To improve its designs, the Nabla team tweaked its AI approach, borrowing an idea known as “test-time scaling,” a process of reasoning and iteration that OpenAI developed for its large language model ChatGPT. The AI begins by generating multiple proposed solutions to a problem, then sifts them through multiple reasoning steps until a final answer is produced. Now, Biswas says, “We’re bringing this idea to biology for the first time.”

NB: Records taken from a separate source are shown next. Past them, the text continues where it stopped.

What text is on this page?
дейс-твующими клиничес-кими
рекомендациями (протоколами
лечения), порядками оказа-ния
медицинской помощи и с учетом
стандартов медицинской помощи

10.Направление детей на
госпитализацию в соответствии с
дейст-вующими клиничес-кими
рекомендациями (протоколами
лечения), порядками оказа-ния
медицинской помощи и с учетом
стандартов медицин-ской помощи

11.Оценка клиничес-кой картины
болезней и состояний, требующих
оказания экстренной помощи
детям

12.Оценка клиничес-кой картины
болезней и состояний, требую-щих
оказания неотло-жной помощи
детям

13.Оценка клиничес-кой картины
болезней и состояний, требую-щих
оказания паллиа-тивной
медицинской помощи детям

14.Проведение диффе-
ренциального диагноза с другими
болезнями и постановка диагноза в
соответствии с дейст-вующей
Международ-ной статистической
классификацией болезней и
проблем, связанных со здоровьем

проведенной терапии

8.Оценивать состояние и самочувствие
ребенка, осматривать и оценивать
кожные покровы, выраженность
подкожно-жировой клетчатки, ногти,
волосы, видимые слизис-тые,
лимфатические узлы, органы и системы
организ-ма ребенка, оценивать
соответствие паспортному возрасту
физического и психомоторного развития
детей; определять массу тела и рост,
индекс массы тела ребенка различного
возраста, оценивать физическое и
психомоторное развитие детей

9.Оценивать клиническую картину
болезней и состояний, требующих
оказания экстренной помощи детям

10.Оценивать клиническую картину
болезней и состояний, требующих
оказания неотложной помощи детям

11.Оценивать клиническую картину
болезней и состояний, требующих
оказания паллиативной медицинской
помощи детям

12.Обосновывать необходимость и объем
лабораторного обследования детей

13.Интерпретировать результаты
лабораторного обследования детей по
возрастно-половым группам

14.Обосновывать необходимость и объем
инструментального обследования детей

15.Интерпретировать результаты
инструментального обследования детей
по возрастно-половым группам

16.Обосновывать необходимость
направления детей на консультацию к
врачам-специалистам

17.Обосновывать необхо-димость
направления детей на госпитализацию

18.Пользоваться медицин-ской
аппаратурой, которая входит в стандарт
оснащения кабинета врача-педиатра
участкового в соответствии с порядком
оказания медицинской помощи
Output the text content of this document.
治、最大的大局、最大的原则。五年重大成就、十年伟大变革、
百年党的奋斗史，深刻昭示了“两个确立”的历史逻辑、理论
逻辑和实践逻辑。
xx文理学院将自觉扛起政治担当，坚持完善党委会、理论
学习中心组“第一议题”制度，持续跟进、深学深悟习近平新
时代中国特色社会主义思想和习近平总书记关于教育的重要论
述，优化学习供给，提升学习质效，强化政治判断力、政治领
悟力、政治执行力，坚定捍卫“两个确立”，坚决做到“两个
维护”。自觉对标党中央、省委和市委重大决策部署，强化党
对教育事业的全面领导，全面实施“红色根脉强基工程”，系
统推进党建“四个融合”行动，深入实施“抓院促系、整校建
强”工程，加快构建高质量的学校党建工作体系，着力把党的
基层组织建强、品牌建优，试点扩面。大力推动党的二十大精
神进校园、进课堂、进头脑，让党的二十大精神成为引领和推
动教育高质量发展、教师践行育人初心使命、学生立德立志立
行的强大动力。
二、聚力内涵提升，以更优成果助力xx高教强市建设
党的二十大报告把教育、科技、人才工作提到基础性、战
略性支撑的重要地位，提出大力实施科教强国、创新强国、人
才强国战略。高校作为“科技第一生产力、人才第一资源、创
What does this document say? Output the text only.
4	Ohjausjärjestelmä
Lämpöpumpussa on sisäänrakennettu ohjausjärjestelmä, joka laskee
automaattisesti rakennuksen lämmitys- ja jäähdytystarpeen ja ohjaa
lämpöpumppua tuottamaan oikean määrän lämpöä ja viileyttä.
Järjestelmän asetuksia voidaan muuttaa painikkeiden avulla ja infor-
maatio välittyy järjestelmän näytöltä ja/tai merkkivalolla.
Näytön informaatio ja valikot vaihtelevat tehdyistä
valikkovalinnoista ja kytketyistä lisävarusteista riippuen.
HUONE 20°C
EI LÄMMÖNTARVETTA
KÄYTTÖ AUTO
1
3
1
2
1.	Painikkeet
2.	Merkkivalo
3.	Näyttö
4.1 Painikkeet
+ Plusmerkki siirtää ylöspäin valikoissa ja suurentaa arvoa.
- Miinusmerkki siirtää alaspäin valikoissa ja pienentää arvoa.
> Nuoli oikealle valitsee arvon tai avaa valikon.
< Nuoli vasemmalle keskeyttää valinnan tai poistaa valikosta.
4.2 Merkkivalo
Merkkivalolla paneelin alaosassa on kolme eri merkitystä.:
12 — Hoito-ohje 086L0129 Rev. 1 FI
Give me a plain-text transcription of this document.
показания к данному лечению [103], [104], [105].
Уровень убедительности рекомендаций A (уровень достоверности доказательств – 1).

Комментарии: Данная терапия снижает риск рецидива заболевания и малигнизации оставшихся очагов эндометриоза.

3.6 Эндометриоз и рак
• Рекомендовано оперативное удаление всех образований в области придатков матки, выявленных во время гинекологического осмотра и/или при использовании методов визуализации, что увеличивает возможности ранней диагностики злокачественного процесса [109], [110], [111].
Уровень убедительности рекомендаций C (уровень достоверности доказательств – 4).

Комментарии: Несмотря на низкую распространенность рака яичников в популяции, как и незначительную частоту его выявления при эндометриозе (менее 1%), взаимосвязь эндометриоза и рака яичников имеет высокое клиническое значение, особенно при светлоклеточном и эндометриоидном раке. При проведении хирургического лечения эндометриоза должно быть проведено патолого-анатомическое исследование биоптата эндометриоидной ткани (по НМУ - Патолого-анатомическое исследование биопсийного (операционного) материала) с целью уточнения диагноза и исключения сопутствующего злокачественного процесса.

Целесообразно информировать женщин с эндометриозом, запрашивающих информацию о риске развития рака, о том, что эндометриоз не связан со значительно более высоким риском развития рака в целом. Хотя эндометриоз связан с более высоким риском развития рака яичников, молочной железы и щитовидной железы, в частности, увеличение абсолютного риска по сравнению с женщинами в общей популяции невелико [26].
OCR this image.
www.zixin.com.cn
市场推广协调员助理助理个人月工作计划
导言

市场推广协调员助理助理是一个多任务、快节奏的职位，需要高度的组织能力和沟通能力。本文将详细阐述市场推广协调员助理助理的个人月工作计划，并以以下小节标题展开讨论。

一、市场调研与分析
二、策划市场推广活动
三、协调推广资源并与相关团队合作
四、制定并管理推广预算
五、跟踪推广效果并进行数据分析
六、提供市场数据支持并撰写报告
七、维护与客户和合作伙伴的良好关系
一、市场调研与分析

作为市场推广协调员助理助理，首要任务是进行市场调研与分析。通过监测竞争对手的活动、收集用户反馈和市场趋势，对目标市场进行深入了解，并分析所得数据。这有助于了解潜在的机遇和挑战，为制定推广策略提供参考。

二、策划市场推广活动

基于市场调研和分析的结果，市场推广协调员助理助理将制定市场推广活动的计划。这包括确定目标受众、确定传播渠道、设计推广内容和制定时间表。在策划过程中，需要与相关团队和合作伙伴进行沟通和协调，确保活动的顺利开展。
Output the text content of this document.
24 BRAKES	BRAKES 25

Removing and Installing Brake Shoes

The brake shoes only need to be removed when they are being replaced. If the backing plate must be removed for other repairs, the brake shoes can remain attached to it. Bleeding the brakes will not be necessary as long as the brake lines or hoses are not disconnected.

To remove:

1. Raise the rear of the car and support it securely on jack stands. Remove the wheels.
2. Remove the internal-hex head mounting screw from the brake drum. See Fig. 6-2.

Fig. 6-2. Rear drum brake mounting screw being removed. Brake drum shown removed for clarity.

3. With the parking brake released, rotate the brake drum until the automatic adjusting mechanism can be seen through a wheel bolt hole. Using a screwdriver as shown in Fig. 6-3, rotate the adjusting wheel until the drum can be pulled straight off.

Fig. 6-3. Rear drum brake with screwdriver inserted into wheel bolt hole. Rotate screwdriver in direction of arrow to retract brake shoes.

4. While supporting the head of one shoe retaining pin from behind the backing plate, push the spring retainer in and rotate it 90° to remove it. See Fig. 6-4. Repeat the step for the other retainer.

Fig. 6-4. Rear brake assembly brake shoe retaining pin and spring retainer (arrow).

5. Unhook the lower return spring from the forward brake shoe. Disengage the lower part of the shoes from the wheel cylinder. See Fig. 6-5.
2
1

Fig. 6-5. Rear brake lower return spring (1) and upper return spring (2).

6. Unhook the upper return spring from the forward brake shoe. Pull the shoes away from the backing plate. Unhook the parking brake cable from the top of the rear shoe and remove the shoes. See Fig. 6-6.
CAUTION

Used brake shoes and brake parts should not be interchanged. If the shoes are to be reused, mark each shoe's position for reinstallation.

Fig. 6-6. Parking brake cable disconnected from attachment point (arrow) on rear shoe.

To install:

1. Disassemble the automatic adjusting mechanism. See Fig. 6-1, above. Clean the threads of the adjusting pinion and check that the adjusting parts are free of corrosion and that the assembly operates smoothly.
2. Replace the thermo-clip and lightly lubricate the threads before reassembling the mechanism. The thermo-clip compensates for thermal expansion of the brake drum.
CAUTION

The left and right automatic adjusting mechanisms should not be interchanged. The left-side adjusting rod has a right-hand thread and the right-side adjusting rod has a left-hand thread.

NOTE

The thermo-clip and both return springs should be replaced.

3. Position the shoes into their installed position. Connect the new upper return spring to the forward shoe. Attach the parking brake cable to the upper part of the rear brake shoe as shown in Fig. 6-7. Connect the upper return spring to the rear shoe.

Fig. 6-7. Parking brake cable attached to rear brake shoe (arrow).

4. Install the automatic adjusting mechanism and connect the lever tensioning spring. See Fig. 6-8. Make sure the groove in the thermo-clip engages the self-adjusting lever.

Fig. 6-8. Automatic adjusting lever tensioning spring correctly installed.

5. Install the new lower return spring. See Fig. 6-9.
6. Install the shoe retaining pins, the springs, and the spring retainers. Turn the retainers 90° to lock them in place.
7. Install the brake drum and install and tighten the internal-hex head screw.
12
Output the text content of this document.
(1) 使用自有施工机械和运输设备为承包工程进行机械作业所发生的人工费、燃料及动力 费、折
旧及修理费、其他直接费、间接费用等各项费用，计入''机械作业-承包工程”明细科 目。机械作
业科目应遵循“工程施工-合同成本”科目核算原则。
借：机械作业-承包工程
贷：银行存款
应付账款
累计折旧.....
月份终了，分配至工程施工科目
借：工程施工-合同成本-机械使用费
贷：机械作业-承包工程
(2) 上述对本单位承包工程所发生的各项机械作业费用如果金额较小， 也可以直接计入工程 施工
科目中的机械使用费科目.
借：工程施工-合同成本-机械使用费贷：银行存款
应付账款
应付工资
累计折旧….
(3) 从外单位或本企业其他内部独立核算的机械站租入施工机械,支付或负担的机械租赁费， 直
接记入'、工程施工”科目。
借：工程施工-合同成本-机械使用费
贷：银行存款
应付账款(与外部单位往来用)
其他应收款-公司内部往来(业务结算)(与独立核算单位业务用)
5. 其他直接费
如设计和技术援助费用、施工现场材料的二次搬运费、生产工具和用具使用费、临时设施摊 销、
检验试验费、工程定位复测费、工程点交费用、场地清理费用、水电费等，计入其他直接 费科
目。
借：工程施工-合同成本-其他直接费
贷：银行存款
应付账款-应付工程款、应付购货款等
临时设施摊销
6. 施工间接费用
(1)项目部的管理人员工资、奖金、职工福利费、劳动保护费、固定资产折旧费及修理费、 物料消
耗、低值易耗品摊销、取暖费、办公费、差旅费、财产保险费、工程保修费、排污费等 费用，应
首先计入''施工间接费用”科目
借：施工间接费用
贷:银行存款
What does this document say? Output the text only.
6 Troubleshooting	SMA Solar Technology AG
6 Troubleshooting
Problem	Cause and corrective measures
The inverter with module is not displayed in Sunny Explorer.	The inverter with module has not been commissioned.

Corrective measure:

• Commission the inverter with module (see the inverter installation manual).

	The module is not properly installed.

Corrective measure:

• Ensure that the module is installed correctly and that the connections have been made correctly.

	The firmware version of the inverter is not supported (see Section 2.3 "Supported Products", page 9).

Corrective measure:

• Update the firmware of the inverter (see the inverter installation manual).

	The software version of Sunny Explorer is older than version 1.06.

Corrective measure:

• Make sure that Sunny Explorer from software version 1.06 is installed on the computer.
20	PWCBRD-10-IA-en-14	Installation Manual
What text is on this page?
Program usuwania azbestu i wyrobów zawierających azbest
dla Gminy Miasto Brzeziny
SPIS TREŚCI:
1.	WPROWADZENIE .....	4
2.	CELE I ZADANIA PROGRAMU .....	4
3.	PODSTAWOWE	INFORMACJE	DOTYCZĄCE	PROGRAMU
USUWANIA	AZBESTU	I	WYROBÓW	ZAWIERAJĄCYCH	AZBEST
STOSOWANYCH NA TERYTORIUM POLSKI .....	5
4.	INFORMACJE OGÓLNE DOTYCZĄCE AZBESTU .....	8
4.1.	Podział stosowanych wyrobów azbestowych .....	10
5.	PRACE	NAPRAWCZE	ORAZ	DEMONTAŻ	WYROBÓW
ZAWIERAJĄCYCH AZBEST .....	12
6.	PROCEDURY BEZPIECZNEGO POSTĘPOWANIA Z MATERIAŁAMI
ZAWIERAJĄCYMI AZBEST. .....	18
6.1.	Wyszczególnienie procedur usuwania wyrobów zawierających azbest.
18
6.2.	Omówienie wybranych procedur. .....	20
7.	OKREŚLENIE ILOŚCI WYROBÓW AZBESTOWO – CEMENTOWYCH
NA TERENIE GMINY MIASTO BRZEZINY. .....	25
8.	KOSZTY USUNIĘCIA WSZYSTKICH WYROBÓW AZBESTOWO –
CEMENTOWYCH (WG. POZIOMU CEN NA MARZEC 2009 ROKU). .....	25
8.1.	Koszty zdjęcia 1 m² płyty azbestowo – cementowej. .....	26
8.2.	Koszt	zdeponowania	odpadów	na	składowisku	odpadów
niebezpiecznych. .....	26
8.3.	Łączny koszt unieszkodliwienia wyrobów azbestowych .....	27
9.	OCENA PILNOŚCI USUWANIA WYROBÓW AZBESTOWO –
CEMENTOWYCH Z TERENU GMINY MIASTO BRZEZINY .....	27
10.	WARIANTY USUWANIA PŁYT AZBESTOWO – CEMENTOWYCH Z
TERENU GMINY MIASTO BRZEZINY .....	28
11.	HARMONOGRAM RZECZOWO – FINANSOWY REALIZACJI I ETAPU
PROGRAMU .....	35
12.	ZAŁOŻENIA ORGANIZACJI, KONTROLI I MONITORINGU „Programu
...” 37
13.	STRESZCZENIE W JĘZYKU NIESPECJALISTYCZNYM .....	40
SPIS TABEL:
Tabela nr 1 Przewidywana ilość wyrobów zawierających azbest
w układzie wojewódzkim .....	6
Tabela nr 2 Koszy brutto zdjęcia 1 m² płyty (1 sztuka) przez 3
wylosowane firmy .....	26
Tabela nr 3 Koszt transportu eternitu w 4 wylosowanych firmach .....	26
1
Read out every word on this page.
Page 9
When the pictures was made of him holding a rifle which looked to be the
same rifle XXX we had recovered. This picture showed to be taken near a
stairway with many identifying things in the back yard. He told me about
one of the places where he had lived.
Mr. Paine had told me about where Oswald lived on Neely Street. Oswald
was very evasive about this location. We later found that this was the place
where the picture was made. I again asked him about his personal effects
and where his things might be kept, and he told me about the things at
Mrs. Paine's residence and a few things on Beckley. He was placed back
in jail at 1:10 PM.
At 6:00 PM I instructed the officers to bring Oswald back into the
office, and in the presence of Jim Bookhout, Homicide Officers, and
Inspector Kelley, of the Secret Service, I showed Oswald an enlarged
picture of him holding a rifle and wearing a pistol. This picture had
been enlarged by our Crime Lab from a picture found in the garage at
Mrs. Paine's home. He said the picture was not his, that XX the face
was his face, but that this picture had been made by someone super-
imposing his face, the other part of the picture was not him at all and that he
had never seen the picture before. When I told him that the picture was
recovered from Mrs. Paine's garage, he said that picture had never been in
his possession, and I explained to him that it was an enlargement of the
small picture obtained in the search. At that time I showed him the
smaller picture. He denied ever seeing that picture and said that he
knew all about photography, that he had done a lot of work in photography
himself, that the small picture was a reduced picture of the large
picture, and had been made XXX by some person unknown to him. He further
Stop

Better results followed quickly. In a preprint posted today on the company’s website and expected soon on the bioRxiv server, the Nabla Bio team reports its AI designed tens of thousands of GPCR-binding antibodies. Lab studies showed dozens of them had “affinities”—a measure of their binding strength—as high or higher than existing antibody drugs that took years to develop. For example, some could target CXCR7 while not affecting a closely related GPCR called CXCR4, a level of discrimination most GPCR drugs struggle with. But perhaps most impressive was one that didn’t block its target, but instead turned it on. “If you have the ability to turn [GPCRs] on or off, you basically can control cellular biology and the disease state,” Biswas says. The AI was able to learn from that single surprise success to create hundreds more candidates that flick switches on.

“That’s impressive if it’s validated,” says Andrew Bradbury, chief scientist at Specifica, a biotech company that designs antibody libraries for pharma companies. When it comes to AI antibody drug design, he says, “there is a lot of froth and a lot of money.”

But AI is proving adept at designing antibodies aimed at other targets. In February, Baker and his colleagues reported the AI-aided discovery of antibodies that bind to an influenza protein common to all strains, an achievement that could open the way to a universal flu drug. The team also reported antibodies that block a potent toxin produced by the bacteria Clostridium difficile, a common and deadly hospital acquired infection.

Last fall, researchers at Absci, a biotech firm based in Washington state, reported designing the first antibody capable of binding to a protein target on HIV known as the caldera region. The region exists in all HIV strains, meaning it could lead to an all-purpose antibody drug against HIV. The company is also designing antibodies to treat endometriosis, inflammatory bowel disease, and even hair loss, says company co-founder Sean McClain.

The progress “is incredible,” McClain says. With so many possible antibody targets and therapies, there’s room for all of the companies now jumping in, McClain says. “It takes a village.”